A verified "Attorney" credential from firm.com says the firm's public record lists this person as an attorney. It does not say the person passed the bar, is licensed in any jurisdiction, is in good standing, or is currently employed. The issuer attests to what it attests to; the protocol only confirms the attestation is authentic.

Consumers building on OLPN should think carefully about what an issuer's attestation actually means. A bar association's "Active Member" credential carries more weight than a firm's "Contributor" credential, but the protocol treats them the same way. The trust gradient lives in the mind of the consumer, not in the protocol.

It does not do revocation lists

Revocation is implicit: the issuer removes or changes the credential document, and verification stops working the next time a resolver fetches. There is no "this credential has been revoked as of 2026-01-03" signal. A resolver that caches fetches will continue to show a stale credential as verified until its cache expires. The reference resolver does not cache, so this gap is invisible on olpn.org; other implementations may expose it.

It does not timestamp anything

The last_updated field on an entity document is not authenticated. Neither is the timestamp in a resolver trace. Nothing in the protocol prevents an issuer from back-dating a credential, and nothing distinguishes a credential that was valid yesterday and is still valid today from one that was never valid. Consumers who need trustworthy timestamps (litigation, compliance) should layer their own signing and archival on top.

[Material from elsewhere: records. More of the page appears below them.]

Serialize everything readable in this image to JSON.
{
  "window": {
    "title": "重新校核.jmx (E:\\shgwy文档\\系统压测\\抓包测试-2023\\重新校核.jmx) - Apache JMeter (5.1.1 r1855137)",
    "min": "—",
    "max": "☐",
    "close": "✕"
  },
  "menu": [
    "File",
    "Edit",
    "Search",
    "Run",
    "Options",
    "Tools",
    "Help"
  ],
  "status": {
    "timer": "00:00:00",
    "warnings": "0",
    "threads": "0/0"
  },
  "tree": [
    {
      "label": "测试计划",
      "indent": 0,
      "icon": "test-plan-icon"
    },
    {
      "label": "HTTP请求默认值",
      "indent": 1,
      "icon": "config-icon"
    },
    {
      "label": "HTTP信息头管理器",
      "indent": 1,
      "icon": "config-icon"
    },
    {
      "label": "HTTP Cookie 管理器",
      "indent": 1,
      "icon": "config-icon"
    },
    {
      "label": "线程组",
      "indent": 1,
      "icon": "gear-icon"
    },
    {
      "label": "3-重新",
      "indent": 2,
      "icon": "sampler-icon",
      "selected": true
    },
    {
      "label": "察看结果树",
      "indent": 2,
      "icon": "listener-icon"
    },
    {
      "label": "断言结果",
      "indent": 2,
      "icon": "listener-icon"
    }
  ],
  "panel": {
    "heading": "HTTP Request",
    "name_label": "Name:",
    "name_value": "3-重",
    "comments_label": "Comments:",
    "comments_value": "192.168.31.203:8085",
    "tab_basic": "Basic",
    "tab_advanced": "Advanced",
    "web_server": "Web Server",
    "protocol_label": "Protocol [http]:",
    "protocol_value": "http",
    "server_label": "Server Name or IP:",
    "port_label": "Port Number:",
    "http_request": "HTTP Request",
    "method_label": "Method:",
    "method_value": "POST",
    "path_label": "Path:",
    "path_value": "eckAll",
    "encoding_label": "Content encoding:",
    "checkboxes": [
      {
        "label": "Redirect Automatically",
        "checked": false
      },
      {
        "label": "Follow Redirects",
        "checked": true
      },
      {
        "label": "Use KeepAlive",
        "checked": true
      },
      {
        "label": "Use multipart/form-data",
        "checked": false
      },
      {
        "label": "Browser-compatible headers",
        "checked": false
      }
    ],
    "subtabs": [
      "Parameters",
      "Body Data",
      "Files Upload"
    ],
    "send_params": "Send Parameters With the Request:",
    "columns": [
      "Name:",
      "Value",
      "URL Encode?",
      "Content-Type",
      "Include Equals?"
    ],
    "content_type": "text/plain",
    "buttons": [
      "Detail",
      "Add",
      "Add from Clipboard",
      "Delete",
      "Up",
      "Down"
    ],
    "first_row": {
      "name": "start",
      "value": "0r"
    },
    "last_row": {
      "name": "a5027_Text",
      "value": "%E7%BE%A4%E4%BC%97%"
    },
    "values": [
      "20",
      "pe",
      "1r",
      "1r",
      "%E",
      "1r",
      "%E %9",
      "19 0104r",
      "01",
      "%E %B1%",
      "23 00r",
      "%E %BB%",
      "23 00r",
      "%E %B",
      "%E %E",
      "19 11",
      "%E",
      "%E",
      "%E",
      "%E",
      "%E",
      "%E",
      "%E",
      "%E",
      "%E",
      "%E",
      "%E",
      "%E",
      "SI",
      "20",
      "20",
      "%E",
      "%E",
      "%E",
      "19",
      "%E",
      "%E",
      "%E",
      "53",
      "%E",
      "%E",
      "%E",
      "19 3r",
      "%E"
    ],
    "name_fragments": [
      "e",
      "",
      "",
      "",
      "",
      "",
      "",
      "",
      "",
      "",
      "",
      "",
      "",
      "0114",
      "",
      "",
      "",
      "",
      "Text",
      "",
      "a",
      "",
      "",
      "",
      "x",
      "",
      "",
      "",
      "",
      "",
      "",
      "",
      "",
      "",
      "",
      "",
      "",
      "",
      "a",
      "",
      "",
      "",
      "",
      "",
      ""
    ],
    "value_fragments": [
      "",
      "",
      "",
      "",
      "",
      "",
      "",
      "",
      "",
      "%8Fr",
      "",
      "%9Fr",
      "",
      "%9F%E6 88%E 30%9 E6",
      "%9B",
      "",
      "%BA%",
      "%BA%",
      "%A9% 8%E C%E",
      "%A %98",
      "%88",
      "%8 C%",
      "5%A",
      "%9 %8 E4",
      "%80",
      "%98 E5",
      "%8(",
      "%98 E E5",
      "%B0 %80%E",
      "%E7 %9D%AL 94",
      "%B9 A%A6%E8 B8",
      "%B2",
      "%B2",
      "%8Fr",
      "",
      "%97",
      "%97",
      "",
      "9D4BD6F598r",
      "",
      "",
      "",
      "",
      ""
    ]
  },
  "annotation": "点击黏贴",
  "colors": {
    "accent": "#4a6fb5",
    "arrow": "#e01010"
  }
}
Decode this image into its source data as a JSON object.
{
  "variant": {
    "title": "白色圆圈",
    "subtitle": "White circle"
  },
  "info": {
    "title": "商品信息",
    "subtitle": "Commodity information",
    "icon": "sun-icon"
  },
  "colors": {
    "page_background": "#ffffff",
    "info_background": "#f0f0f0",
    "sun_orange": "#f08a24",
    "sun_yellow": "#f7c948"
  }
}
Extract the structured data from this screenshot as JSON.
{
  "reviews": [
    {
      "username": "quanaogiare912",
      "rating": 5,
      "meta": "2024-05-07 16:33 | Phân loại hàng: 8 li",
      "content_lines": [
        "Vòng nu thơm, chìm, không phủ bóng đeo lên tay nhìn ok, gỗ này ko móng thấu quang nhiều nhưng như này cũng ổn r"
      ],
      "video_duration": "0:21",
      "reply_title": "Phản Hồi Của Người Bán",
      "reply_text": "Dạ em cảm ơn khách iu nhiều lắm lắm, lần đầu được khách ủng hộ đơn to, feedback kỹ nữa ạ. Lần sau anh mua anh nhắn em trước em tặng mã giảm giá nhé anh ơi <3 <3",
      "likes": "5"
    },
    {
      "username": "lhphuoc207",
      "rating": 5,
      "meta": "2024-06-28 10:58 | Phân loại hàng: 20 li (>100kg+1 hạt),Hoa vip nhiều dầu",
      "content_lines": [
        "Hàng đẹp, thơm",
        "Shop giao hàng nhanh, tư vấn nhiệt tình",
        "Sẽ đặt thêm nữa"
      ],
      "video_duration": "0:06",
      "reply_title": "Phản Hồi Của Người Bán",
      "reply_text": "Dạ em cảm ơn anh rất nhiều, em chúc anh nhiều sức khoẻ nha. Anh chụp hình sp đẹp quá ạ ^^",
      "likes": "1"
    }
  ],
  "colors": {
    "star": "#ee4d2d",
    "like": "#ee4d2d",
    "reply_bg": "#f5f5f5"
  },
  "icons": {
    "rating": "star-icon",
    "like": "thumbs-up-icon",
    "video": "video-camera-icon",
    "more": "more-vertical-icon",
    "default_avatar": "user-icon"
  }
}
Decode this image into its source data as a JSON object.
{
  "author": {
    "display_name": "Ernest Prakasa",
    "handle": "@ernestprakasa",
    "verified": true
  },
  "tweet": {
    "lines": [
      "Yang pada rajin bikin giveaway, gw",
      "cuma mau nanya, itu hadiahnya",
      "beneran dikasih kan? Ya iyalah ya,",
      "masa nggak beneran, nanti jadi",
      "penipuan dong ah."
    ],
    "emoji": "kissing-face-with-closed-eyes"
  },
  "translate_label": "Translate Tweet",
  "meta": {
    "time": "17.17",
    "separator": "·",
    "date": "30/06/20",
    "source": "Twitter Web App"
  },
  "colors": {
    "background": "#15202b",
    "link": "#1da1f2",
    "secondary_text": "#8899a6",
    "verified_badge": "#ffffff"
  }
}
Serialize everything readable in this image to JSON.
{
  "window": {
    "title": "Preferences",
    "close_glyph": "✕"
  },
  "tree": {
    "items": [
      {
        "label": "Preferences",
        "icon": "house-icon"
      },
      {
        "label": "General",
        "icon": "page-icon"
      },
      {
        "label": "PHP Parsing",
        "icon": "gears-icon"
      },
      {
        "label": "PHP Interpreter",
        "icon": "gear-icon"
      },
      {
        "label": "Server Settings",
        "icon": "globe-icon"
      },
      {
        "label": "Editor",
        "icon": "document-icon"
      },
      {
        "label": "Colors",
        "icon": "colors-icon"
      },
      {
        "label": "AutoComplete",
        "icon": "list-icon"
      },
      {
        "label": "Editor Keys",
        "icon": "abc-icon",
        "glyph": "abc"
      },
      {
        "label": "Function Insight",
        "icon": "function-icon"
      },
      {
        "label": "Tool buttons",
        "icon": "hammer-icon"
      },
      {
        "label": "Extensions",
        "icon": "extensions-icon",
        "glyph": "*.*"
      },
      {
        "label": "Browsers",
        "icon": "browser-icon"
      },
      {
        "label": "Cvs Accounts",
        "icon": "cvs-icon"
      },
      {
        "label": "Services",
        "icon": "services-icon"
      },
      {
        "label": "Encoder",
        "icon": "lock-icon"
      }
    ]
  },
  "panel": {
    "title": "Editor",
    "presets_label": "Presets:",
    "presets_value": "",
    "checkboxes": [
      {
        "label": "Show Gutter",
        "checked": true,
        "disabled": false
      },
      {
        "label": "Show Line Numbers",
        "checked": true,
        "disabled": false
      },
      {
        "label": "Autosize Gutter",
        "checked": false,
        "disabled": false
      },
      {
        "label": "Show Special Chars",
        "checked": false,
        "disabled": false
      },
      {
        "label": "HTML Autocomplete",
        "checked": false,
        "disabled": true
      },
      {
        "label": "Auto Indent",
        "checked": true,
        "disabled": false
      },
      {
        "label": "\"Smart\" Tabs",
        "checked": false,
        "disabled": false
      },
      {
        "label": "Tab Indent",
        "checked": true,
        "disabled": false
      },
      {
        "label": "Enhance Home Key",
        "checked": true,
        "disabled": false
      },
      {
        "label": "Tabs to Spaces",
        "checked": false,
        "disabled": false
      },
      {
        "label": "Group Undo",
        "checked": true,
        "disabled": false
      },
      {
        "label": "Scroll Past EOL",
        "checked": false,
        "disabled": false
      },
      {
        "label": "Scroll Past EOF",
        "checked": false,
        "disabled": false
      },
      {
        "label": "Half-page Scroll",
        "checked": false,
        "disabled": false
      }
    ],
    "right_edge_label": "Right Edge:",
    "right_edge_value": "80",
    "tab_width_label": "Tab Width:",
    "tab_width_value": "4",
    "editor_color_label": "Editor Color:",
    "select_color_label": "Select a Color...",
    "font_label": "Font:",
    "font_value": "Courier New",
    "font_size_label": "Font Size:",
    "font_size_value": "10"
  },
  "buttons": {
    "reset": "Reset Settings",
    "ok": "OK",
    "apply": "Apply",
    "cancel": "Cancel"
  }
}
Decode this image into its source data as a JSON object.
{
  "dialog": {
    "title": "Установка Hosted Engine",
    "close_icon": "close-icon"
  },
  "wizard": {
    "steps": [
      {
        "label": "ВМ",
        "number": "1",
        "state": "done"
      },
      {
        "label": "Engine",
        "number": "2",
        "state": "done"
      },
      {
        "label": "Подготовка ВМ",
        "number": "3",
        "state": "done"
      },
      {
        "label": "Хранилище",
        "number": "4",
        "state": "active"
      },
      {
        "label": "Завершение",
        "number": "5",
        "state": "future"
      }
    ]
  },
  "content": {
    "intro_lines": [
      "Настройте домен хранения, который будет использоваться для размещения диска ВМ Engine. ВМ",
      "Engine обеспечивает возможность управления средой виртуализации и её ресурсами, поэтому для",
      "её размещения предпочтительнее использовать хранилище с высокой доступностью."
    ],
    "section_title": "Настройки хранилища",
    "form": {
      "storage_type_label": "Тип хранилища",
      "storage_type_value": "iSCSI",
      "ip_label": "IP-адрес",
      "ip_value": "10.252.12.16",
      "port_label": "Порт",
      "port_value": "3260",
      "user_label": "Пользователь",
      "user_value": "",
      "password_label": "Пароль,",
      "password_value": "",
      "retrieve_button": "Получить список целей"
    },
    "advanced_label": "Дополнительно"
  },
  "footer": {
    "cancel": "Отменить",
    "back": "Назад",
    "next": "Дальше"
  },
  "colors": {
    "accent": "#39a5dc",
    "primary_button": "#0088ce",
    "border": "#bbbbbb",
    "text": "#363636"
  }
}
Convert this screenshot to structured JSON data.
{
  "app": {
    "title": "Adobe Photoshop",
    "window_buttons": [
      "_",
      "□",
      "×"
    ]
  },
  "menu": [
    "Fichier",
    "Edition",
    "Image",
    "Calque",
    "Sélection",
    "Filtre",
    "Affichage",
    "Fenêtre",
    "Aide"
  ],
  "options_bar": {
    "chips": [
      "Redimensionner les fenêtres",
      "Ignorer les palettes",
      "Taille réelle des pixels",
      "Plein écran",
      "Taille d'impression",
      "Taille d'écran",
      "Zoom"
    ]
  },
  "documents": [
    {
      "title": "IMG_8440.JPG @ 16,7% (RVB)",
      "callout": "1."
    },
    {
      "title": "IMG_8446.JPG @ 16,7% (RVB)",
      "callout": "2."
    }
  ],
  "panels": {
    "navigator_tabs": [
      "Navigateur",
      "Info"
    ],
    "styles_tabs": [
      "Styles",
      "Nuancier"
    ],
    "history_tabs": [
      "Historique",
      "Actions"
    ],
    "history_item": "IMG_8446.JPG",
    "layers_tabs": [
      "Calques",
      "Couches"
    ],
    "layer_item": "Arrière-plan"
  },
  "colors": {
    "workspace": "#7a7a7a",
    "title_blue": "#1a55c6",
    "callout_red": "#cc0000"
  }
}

What the resolver collects

A resolver fetches public documents from public URLs. It does not collect personal data about the user performing the search, beyond the usual HTTP server logs. The reference resolver at olpn.org does not set cookies on searchers, does not track across visits, and does not share fetch logs with third parties.

Self-hosted resolvers follow their own privacy policies.

What is left out on purpose

The protocol deliberately does not include:

• Signatures. Documents are not cryptographically signed. Trust is grounded in the cost of controlling a domain, not in key material.
• Rotation. No key or identifier rotation mechanism. If you change domains, issuers have to update.
• Delegation. An entity cannot authorize another party to act on its behalf. Each entity publishes its own documents.
• Aggregation. No index, no crawl surface, no directory. Consumers who want aggregated views build their own.
• Payments, reputation scores, ratings. Out of scope. The protocol verifies; anything else is layered.

Each of these could be added by a future version. None of them are present today, and the protocol's core value comes from being narrow enough that anyone can implement the spec in a long afternoon.